Mansfield: Newer vertical and horizontal sliding door sterilizers should always be selected versus older hinged door models that are costly to maintain and have experienced several field safety issues (doors coming off during operation and numerous operator burns). Most important is Total Cost of Ownership (TOC). Always make sure that “apples to apples” comparisons are done when purchasing a new steam sterilizer. Total Cost of Ownership not only includes the acquisition costs, but a host of other salient issues. Not all steam sterilizer companies support their older control platforms, but instead require customers to make expensive upgrades in order to maintain their sterilizer controls. Other hidden costs include sterilizer set-up/deployment costs, operating and maintenance costs, change management costs, infrastructure support costs, environmental impact costs, insurance costs, and disposal/decommissioning costs.
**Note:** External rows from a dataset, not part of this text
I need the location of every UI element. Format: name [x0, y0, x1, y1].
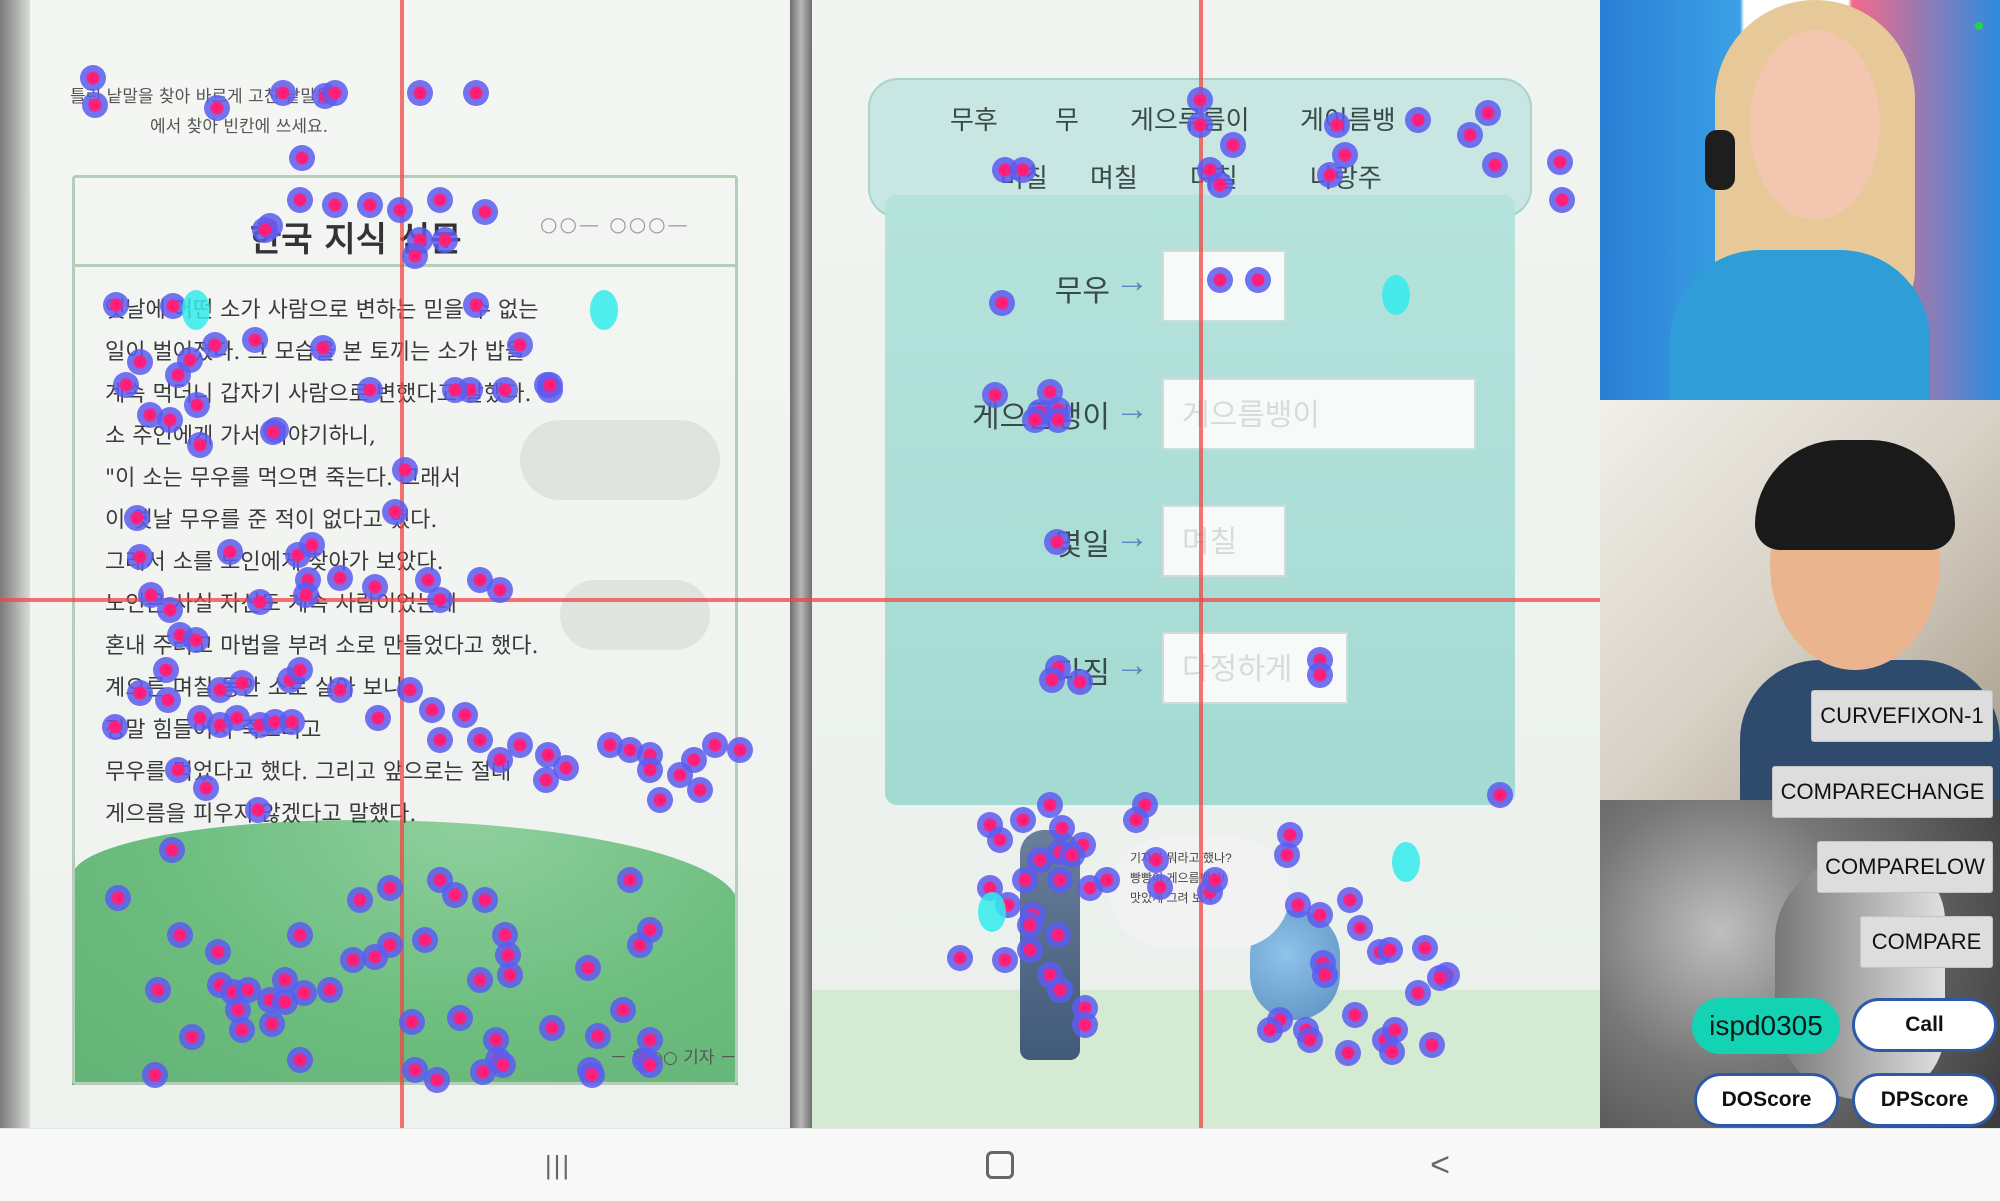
- home-button[interactable]: [970, 1141, 1030, 1189]
- reporter-signature: － 한○○ 기자 －: [610, 1048, 737, 1068]
- body-line: 계속 먹더니 갑자기 사람으로 변했다고 말했다.: [105, 382, 532, 407]
- arrow-icon: →: [1115, 518, 1149, 556]
- newspaper-title: 한국 지식 신문: [250, 220, 462, 260]
- home-icon: [986, 1151, 1014, 1179]
- body-line: 소 주인에게 가서 이야기하니,: [105, 424, 376, 449]
- answer-box[interactable]: 다정하게: [1162, 632, 1348, 704]
- banner-word: 게이름뱅: [1300, 106, 1396, 136]
- cloud-illustration: [560, 580, 710, 650]
- answer-hint: 며칠: [1182, 525, 1238, 560]
- ground-illustration: [812, 990, 1600, 1128]
- body-line: 일이 벌어졌다. 그 모습을 본 토끼는 소가 밥을: [105, 340, 526, 365]
- banner-word: 며칠: [1090, 164, 1138, 194]
- doscore-button[interactable]: DOScore: [1694, 1073, 1839, 1127]
- headset-icon: [1705, 130, 1735, 190]
- instruction-text-2: 에서 찾아 빈칸에 쓰세요.: [150, 117, 329, 137]
- teacher-face: [1750, 30, 1880, 220]
- body-line: 무우를 먹었다고 했다. 그리고 앞으로는 절대: [105, 760, 512, 785]
- banner-word: 게으루름이: [1130, 106, 1250, 136]
- exercise-label: 무우: [1054, 274, 1110, 309]
- user-id-badge: ispd0305: [1692, 998, 1840, 1054]
- crosshair-vertical: [1199, 0, 1203, 1128]
- arrow-icon: →: [1115, 390, 1149, 428]
- crosshair-vertical: [400, 0, 404, 1128]
- crosshair-horizontal: [0, 598, 1600, 602]
- answer-box[interactable]: 게으름뱅이: [1162, 378, 1476, 450]
- left-textbook-page: 틀린 낱말을 찾아 바르게 고친 낱말을 에서 찾아 빈칸에 쓰세요. 한국 지…: [0, 0, 790, 1128]
- teacher-video: [1600, 0, 2000, 400]
- student-hair: [1755, 440, 1955, 550]
- instruction-text: 틀린 낱말을 찾아 바르게 고친 낱말을: [70, 87, 332, 107]
- cloud-illustration: [520, 420, 720, 500]
- arrow-icon: →: [1115, 262, 1149, 300]
- curvefixon-button[interactable]: CURVEFIXON-1: [1811, 690, 1993, 742]
- boy-illustration: [1020, 830, 1080, 1060]
- banner-word: 무후: [950, 106, 998, 136]
- teacher-body: [1670, 250, 1930, 400]
- answer-box[interactable]: 며칠: [1162, 505, 1286, 577]
- banner-word: 나랑주: [1310, 164, 1382, 194]
- answer-hint: 게으름뱅이: [1182, 398, 1320, 433]
- body-line: 게으름을 피우지 않겠다고 말했다.: [105, 802, 417, 827]
- document-viewer: 틀린 낱말을 찾아 바르게 고친 낱말을 에서 찾아 빈칸에 쓰세요. 한국 지…: [0, 0, 1600, 1128]
- digital-head-art: [1775, 860, 1945, 1100]
- banner-word: 며칠: [1000, 164, 1048, 194]
- body-line: 계으른 며칠 동안 소로 살아 보니: [105, 676, 404, 701]
- recents-icon: |||: [544, 1149, 572, 1180]
- body-line: 정말 힘들어서 죽으려고: [105, 718, 322, 743]
- body-line: 노인은 사실 자신도 계속 사람이었는데: [105, 592, 457, 617]
- comparechange-button[interactable]: COMPARECHANGE: [1772, 766, 1993, 818]
- dpscore-button[interactable]: DPScore: [1852, 1073, 1997, 1127]
- exercise-label: 다짐: [1054, 656, 1110, 691]
- arrow-icon: →: [1115, 646, 1149, 684]
- android-nav-bar: ||| <: [0, 1128, 2000, 1201]
- newspaper-frame: [72, 175, 738, 1085]
- compare-button[interactable]: COMPARE: [1860, 916, 1993, 968]
- exercise-label: 게으름뱅이: [972, 400, 1110, 435]
- back-icon: <: [1430, 1145, 1450, 1184]
- body-line: 이 옛날 무우를 준 적이 없다고 했다.: [105, 508, 438, 533]
- body-line: 옛날에 어떤 소가 사람으로 변하는 믿을 수 없는: [105, 298, 539, 323]
- book-gutter: [790, 0, 812, 1128]
- body-line: "이 소는 무우를 먹으면 죽는다. 그래서: [105, 466, 461, 491]
- newspaper-date: ○○— ○○○—: [540, 212, 690, 236]
- recents-button[interactable]: |||: [528, 1141, 588, 1189]
- banner-word: 며칠: [1190, 164, 1238, 194]
- body-line: 그래서 소를 노인에게 찾아가 보았다.: [105, 550, 444, 575]
- answer-box[interactable]: [1162, 250, 1286, 322]
- banner-word: 무: [1055, 106, 1079, 136]
- comparelow-button[interactable]: COMPARELOW: [1817, 841, 1993, 893]
- exercise-label: 몇일: [1054, 528, 1110, 563]
- call-button[interactable]: Call: [1852, 998, 1997, 1052]
- back-button[interactable]: <: [1410, 1141, 1470, 1189]
- body-line: 혼내 주려고 마법을 부려 소로 만들었다고 했다.: [105, 634, 539, 659]
- status-dot: [1975, 22, 1983, 30]
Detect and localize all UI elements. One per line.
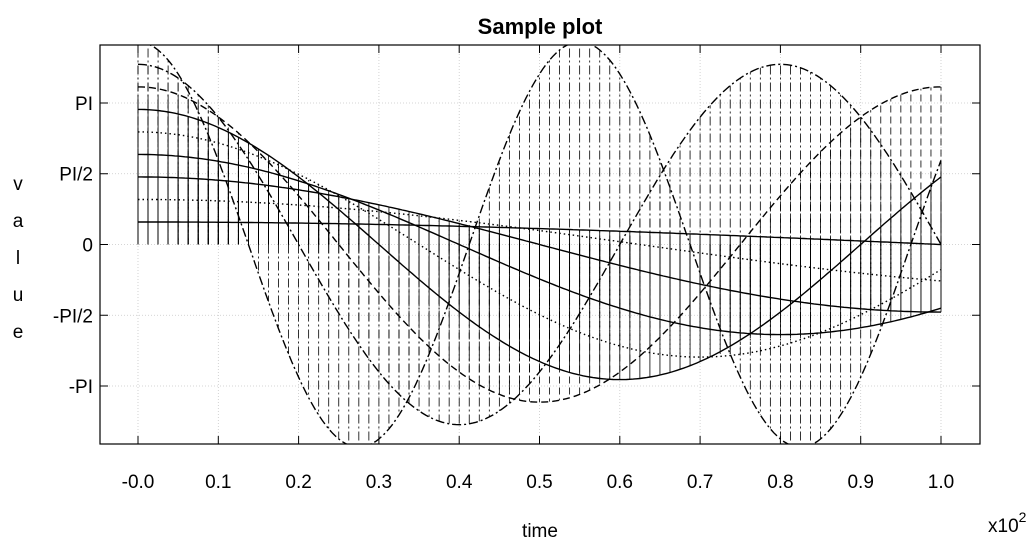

LaFrance: Providers who have an in-depth understanding of sterile processing and the intricacies needed to keep you up and running fully supporting the OR also understand the need for continual maintenance, repair and inspection of sterilizers. One of the key factors in the selection of a sterilizer provider is finding a capable, well-rounded partner to work with from a biomedical perspective. A provider that has ample service coverage, training programs (both on-site and online) is crucial to the success of the surgical department. Biomed needs to be comfortable in an established partnership with its sterilization providers, since they are the experts on the equipment they manufacture.
Koes: What is the impact on infection control? How does this impact patient safety or staff safety? This is the true kill phase of harmful viruses and bacteria (washers simply deem safe to handle) and with that comes a need for proper usage and maintenance. This single piece of equipment is arguably the most important in the whole process and needs to be treated that way.
Prust: It’s important for biomeds to understand how the sterilizers in their facilities function, how they are used and be able to provide some level of first line troubleshooting. Often sterilizers under a preventative maintenance agreement with a service provider are hands-off for the biomed. Sterilizers are critical medical devices and as such, biomeds should be knowledgeable and involved in the purchase and maintenance.
Mansfield: Water quality is very important to the efficient and effective operation of a steam sterilizer. As an analogy, poor water quality for a sterilizer is equivalent to adulterated gasoline for an automobile. Proper maintenance and operating training are critical to the longevity, uptime, and cost of operating a steam sterilizer. Always maintain the original design state of the sterilizer – do not use non-standard parts and never allow the sterilizer’s original design to be compromised. Only purchase sterilizers from an OEM or an OEM’s representative.